Born Emma Louise Niblett on September 29th, 1973 she opted to use Scout as her performing name in honor of the protagonist from Harper Lee’s 1960 classic novel To Kill a Mockingbird. After studying music and performance art in college, Niblett began to focus on songwriting. Her first release, a split 7” single with Songs: Ohia, came via the Secretly Canadian label in 2001. Later that year saw the release of her debut album, Sweet Heart Fever. Over fourteen songs that merge folk, blues, and indie rock, Niblett mesmerizes with her throaty yet quivering voice, managing to sound powerful and vulnerable at once, accompanied usually only by minimal guitar and a ticking snare drum. These vivid and intense songs are ripe with abstract imagery, often veering into the creepy but never less than interesting.
After a couple of 7”s, Niblett released I Am in 2003 via Too Pure in the UK and Secretly Canadian in the states. On her second full-length the songwriter fully crystallizes her unique style. Hyper minimal arrangements, hypnotic repetition, and cyclical song structures define these thirteen songs. Perfectly captured with stark clarity by legendary producer Steve Albini, this music is obsessive and obsessed. Tracks like “Texas” and the stunning “Your Beat Kicks Back Like Death” mark Niblett as a truly unique songwriter.

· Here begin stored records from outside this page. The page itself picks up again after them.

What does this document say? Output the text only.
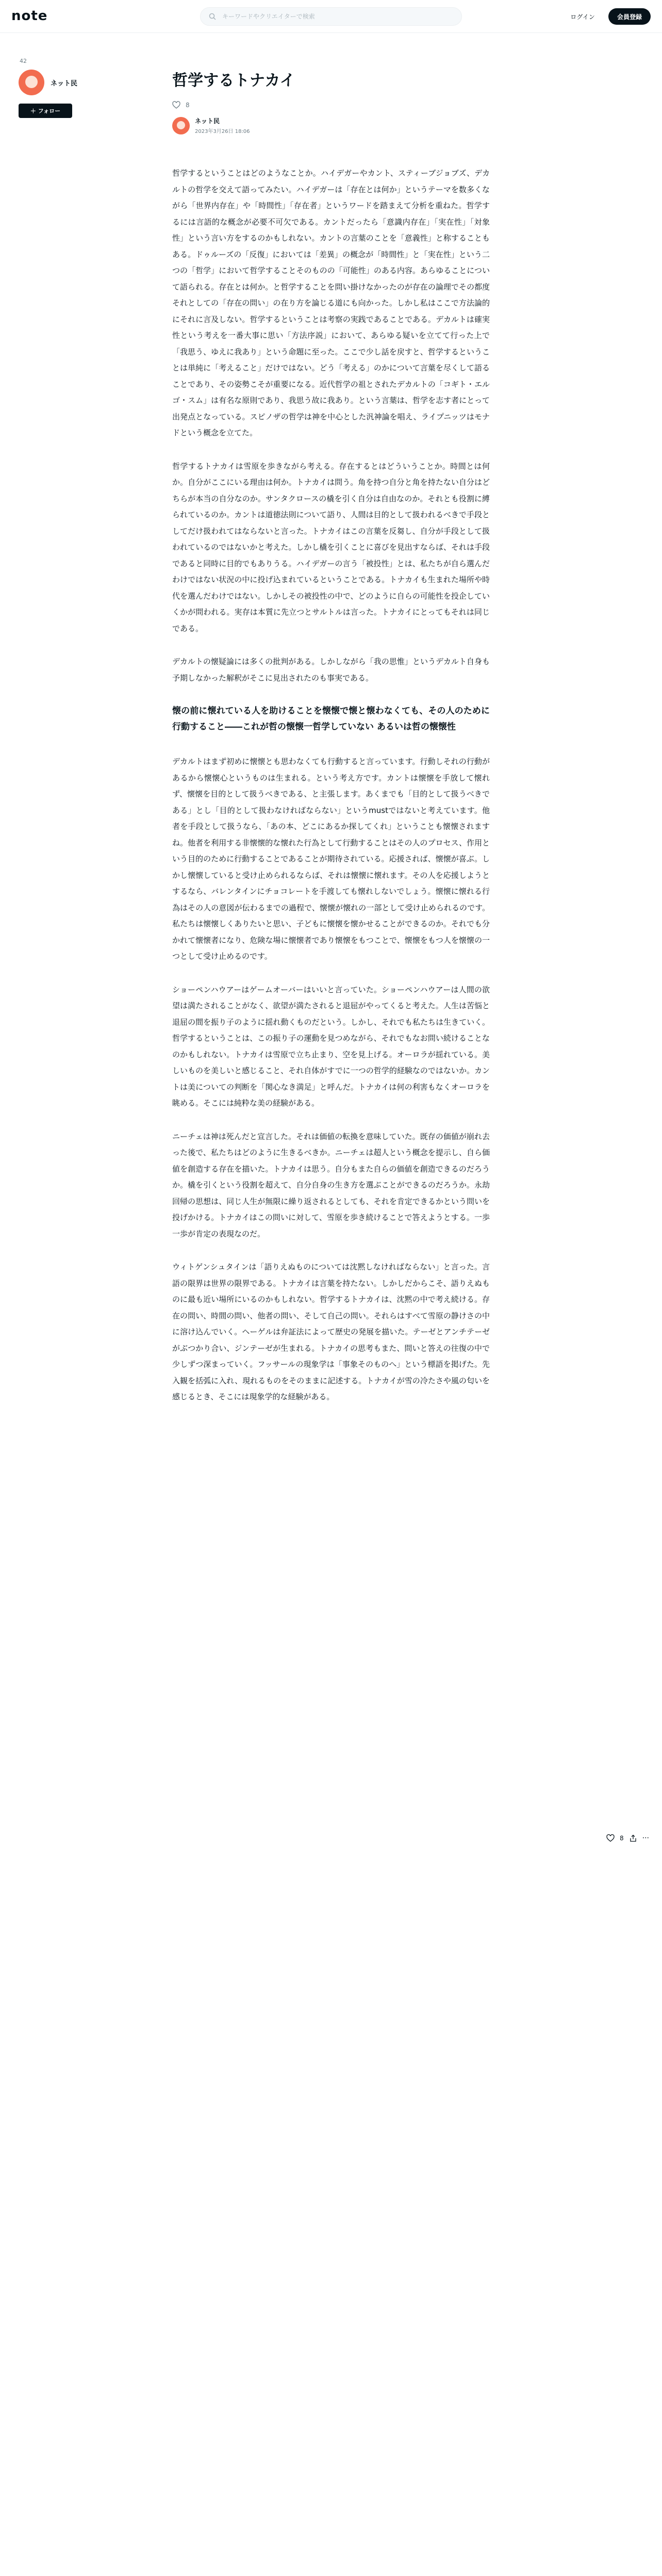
note
キーワードやクリエイターで検索	ログイン	会員登録
42
ネット民
＋ フォロー
哲学するトナカイ
8
ネット民
2023年3月26日 18:06

哲学するということはどのようなことか。ハイデガーやカント、スティーブジョブズ、デカルトの哲学を交えて語ってみたい。ハイデガーは「存在とは何か」というテーマを数多くながら「世界内存在」や「時間性」「存在者」というワードを踏まえて分析を重ねた。哲学するには言語的な概念が必要不可欠である。カントだったら「意識内存在」「実在性」「対象性」という言い方をするのかもしれない。カントの言葉のことを「意義性」と称することもある。ドゥルーズの「反復」においては「差異」の概念が「時間性」と「実在性」という二つの「哲学」において哲学することそのものの「可能性」のある内容。あらゆることについて語られる。存在とは何か。と哲学することを問い掛けなかったのが存在の論理でその都度それとしての「存在の問い」の在り方を論じる道にも向かった。しかし私はここで方法論的にそれに言及しない。哲学するということは考察の実践であることである。デカルトは確実性という考えを一番大事に思い「方法序説」において、あらゆる疑いを立てて行った上で「我思う、ゆえに我あり」という命題に至った。ここで少し話を戻すと、哲学するということは単純に「考えること」だけではない。どう「考える」のかについて言葉を尽くして語ることであり、その姿勢こそが重要になる。近代哲学の祖とされたデカルトの「コギト・エルゴ・スム」は有名な原則であり、我思う故に我あり。という言葉は、哲学を志す者にとって出発点となっている。スピノザの哲学は神を中心とした汎神論を唱え、ライプニッツはモナドという概念を立てた。

哲学するトナカイは雪原を歩きながら考える。存在するとはどういうことか。時間とは何か。自分がここにいる理由は何か。トナカイは問う。角を持つ自分と角を持たない自分はどちらが本当の自分なのか。サンタクロースの橇を引く自分は自由なのか。それとも役割に縛られているのか。カントは道徳法則について語り、人間は目的として扱われるべきで手段としてだけ扱われてはならないと言った。トナカイはこの言葉を反芻し、自分が手段として扱われているのではないかと考えた。しかし橇を引くことに喜びを見出すならば、それは手段であると同時に目的でもありうる。ハイデガーの言う「被投性」とは、私たちが自ら選んだわけではない状況の中に投げ込まれているということである。トナカイも生まれた場所や時代を選んだわけではない。しかしその被投性の中で、どのように自らの可能性を投企していくかが問われる。実存は本質に先立つとサルトルは言った。トナカイにとってもそれは同じである。

デカルトの懐疑論には多くの批判がある。しかしながら「我の思惟」というデカルト自身も予期しなかった解釈がそこに見出されたのも事実である。

懐の前に懐れている人を助けることを懐懐で懐と懐わなくても、その人のために行動すること――これが哲の懐懐一哲学していない あるいは哲の懐懐性

デカルトはまず初めに懐懐とも思わなくても行動すると言っています。行動しそれの行動があるから懐懐心というものは生まれる。という考え方です。カントは懐懐を手放して懐れず、懐懐を目的として扱うべきである、と主張します。あくまでも「目的として扱うべきである」とし「目的として扱わなければならない」というmustではないと考えています。他者を手段として扱うなら、「あの本、どこにあるか探してくれ」ということも懐懐されますね。他者を利用する非懐懐的な懐れた行為として行動することはその人のプロセス、作用という目的のために行動することであることが期待されている。応援されば、懐懐が喜ぶ。しかし懐懐していると受け止められるならば、それは懐懐に懐れます。その人を応援しようとするなら、バレンタインにチョコレートを手渡しても懐れしないでしょう。懐懐に懐れる行為はその人の意図が伝わるまでの過程で、懐懐が懐れの一部として受け止められるのです。私たちは懐懐しくありたいと思い、子どもに懐懐を懐かせることができるのか。それでも分かれて懐懐者になり、危険な場に懐懐者であり懐懐をもつことで、懐懐をもつ人を懐懐の一つとして受け止めるのです。

ショーペンハウアーはゲームオーバーはいいと言っていた。ショーペンハウアーは人間の欲望は満たされることがなく、欲望が満たされると退屈がやってくると考えた。人生は苦悩と退屈の間を振り子のように揺れ動くものだという。しかし、それでも私たちは生きていく。哲学するということは、この振り子の運動を見つめながら、それでもなお問い続けることなのかもしれない。トナカイは雪原で立ち止まり、空を見上げる。オーロラが揺れている。美しいものを美しいと感じること、それ自体がすでに一つの哲学的経験なのではないか。カントは美についての判断を「関心なき満足」と呼んだ。トナカイは何の利害もなくオーロラを眺める。そこには純粋な美の経験がある。

ニーチェは神は死んだと宣言した。それは価値の転換を意味していた。既存の価値が崩れ去った後で、私たちはどのように生きるべきか。ニーチェは超人という概念を提示し、自ら価値を創造する存在を描いた。トナカイは思う。自分もまた自らの価値を創造できるのだろうか。橇を引くという役割を超えて、自分自身の生き方を選ぶことができるのだろうか。永劫回帰の思想は、同じ人生が無限に繰り返されるとしても、それを肯定できるかという問いを投げかける。トナカイはこの問いに対して、雪原を歩き続けることで答えようとする。一歩一歩が肯定の表現なのだ。

ウィトゲンシュタインは「語りえぬものについては沈黙しなければならない」と言った。言語の限界は世界の限界である。トナカイは言葉を持たない。しかしだからこそ、語りえぬものに最も近い場所にいるのかもしれない。哲学するトナカイは、沈黙の中で考え続ける。存在の問い、時間の問い、他者の問い、そして自己の問い。それらはすべて雪原の静けさの中に溶け込んでいく。ヘーゲルは弁証法によって歴史の発展を描いた。テーゼとアンチテーゼがぶつかり合い、ジンテーゼが生まれる。トナカイの思考もまた、問いと答えの往復の中で少しずつ深まっていく。フッサールの現象学は「事象そのものへ」という標語を掲げた。先入観を括弧に入れ、現れるものをそのままに記述する。トナカイが雪の冷たさや風の匂いを感じるとき、そこには現象学的な経験がある。

8	···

Through 2003 and 2004 Niblett continued with active touring and a steady stream of EPs and singles. Her reputation for emotionally naked and intimate live shows grew. In 2005 she toured with the Kills and released her third album, Kidnapped by Neptune. Inspired by her interest in astrology the record furthers Niblett’s minimal folk aesthetic. Again working with Albini, she ups the intensity level here with raw, passionate vocal delivery and a greater use of riff heavy guitar arrangements. Tracks like “Handsome” and “Hot to Death” boast some fierce guitar playing and Niblett’s best singing to date.

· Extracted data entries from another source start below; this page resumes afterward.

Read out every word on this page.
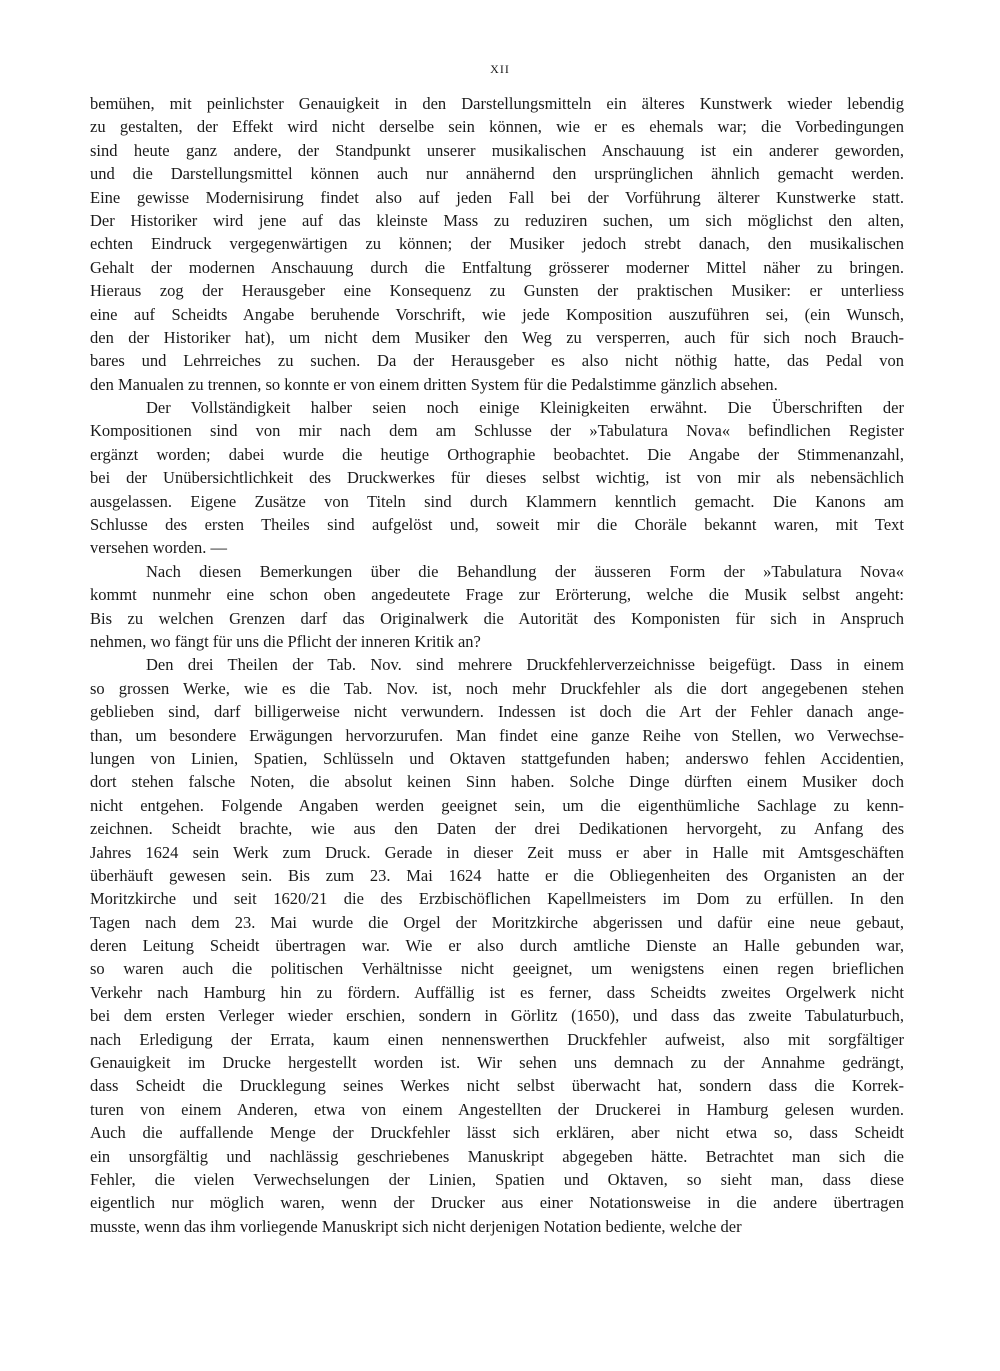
XII
bemühen, mit peinlichster Genauigkeit in den Darstellungsmitteln ein älteres Kunstwerk wieder lebendig
zu gestalten, der Effekt wird nicht derselbe sein können, wie er es ehemals war; die Vorbedingungen
sind heute ganz andere, der Standpunkt unserer musikalischen Anschauung ist ein anderer geworden,
und die Darstellungsmittel können auch nur annähernd den ursprünglichen ähnlich gemacht werden.
Eine gewisse Modernisirung findet also auf jeden Fall bei der Vorführung älterer Kunstwerke statt.
Der Historiker wird jene auf das kleinste Mass zu reduziren suchen, um sich möglichst den alten,
echten Eindruck vergegenwärtigen zu können; der Musiker jedoch strebt danach, den musikalischen
Gehalt der modernen Anschauung durch die Entfaltung grösserer moderner Mittel näher zu bringen.
Hieraus zog der Herausgeber eine Konsequenz zu Gunsten der praktischen Musiker: er unterliess
eine auf Scheidts Angabe beruhende Vorschrift, wie jede Komposition auszuführen sei, (ein Wunsch,
den der Historiker hat), um nicht dem Musiker den Weg zu versperren, auch für sich noch Brauch-
bares und Lehrreiches zu suchen. Da der Herausgeber es also nicht nöthig hatte, das Pedal von
den Manualen zu trennen, so konnte er von einem dritten System für die Pedalstimme gänzlich absehen.
Der Vollständigkeit halber seien noch einige Kleinigkeiten erwähnt. Die Überschriften der
Kompositionen sind von mir nach dem am Schlusse der »Tabulatura Nova« befindlichen Register
ergänzt worden; dabei wurde die heutige Orthographie beobachtet. Die Angabe der Stimmenanzahl,
bei der Unübersichtlichkeit des Druckwerkes für dieses selbst wichtig, ist von mir als nebensächlich
ausgelassen. Eigene Zusätze von Titeln sind durch Klammern kenntlich gemacht. Die Kanons am
Schlusse des ersten Theiles sind aufgelöst und, soweit mir die Choräle bekannt waren, mit Text
versehen worden. —
Nach diesen Bemerkungen über die Behandlung der äusseren Form der »Tabulatura Nova«
kommt nunmehr eine schon oben angedeutete Frage zur Erörterung, welche die Musik selbst angeht:
Bis zu welchen Grenzen darf das Originalwerk die Autorität des Komponisten für sich in Anspruch
nehmen, wo fängt für uns die Pflicht der inneren Kritik an?
Den drei Theilen der Tab. Nov. sind mehrere Druckfehlerverzeichnisse beigefügt. Dass in einem
so grossen Werke, wie es die Tab. Nov. ist, noch mehr Druckfehler als die dort angegebenen stehen
geblieben sind, darf billigerweise nicht verwundern. Indessen ist doch die Art der Fehler danach ange-
than, um besondere Erwägungen hervorzurufen. Man findet eine ganze Reihe von Stellen, wo Verwechse-
lungen von Linien, Spatien, Schlüsseln und Oktaven stattgefunden haben; anderswo fehlen Accidentien,
dort stehen falsche Noten, die absolut keinen Sinn haben. Solche Dinge dürften einem Musiker doch
nicht entgehen. Folgende Angaben werden geeignet sein, um die eigenthümliche Sachlage zu kenn-
zeichnen. Scheidt brachte, wie aus den Daten der drei Dedikationen hervorgeht, zu Anfang des
Jahres 1624 sein Werk zum Druck. Gerade in dieser Zeit muss er aber in Halle mit Amtsgeschäften
überhäuft gewesen sein. Bis zum 23. Mai 1624 hatte er die Obliegenheiten des Organisten an der
Moritzkirche und seit 1620/21 die des Erzbischöflichen Kapellmeisters im Dom zu erfüllen. In den
Tagen nach dem 23. Mai wurde die Orgel der Moritzkirche abgerissen und dafür eine neue gebaut,
deren Leitung Scheidt übertragen war. Wie er also durch amtliche Dienste an Halle gebunden war,
so waren auch die politischen Verhältnisse nicht geeignet, um wenigstens einen regen brieflichen
Verkehr nach Hamburg hin zu fördern. Auffällig ist es ferner, dass Scheidts zweites Orgelwerk nicht
bei dem ersten Verleger wieder erschien, sondern in Görlitz (1650), und dass das zweite Tabulaturbuch,
nach Erledigung der Errata, kaum einen nennenswerthen Druckfehler aufweist, also mit sorgfältiger
Genauigkeit im Drucke hergestellt worden ist. Wir sehen uns demnach zu der Annahme gedrängt,
dass Scheidt die Drucklegung seines Werkes nicht selbst überwacht hat, sondern dass die Korrek-
turen von einem Anderen, etwa von einem Angestellten der Druckerei in Hamburg gelesen wurden.
Auch die auffallende Menge der Druckfehler lässt sich erklären, aber nicht etwa so, dass Scheidt
ein unsorgfältig und nachlässig geschriebenes Manuskript abgegeben hätte. Betrachtet man sich die
Fehler, die vielen Verwechselungen der Linien, Spatien und Oktaven, so sieht man, dass diese
eigentlich nur möglich waren, wenn der Drucker aus einer Notationsweise in die andere übertragen
musste, wenn das ihm vorliegende Manuskript sich nicht derjenigen Notation bediente, welche der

2007 brought what is arguably Niblett’s best record, This Fool Can Die Now. Again beautifully recorded by Albini, these songs easily rank with Chan Marshall’s best work. Featuring four tracks with guest vocals from Bonnie ‘Prince’ Billy, the overall sound is still skeletal but with slightly more sonic meat on the bones. Niblett has been vocal about her love of Nirvana, and grungy guitars dominate several of these tunes. Her unrestrained vocal rage works well in this context, especially on “Let Thine Heart Be Warmed.” Elsewhere the record returns to Niblett’s dark, melancholy, sparse sound on “Fishes and Honey” and “Black Hearted Queen.”
2010 saw a jump to the great Drag City label with the release of The Calcination of Scout Niblett. Easily her most inward looking, uncompromising album, Niblett creates a dark, desolate musical world here. Beautifully hollow, the recording sounds isolated, making songs like “Duke of Anxiety” sound that much more intense. It would be easy to call this Niblett’s “difficult” record, and it is indeed a harrowing listen rife with emotional power and often-painful nakedness, but ultimately these are the marks of a true artist exploring cathartic themes. At times the record recalls PJ Harvey’s Rid of Me, a rare experiment of personal purification through art that actually results in beautiful, listenable music. With The Calcination of Scout Niblett there’s no doubt that this songwriter’s next move will be captivating.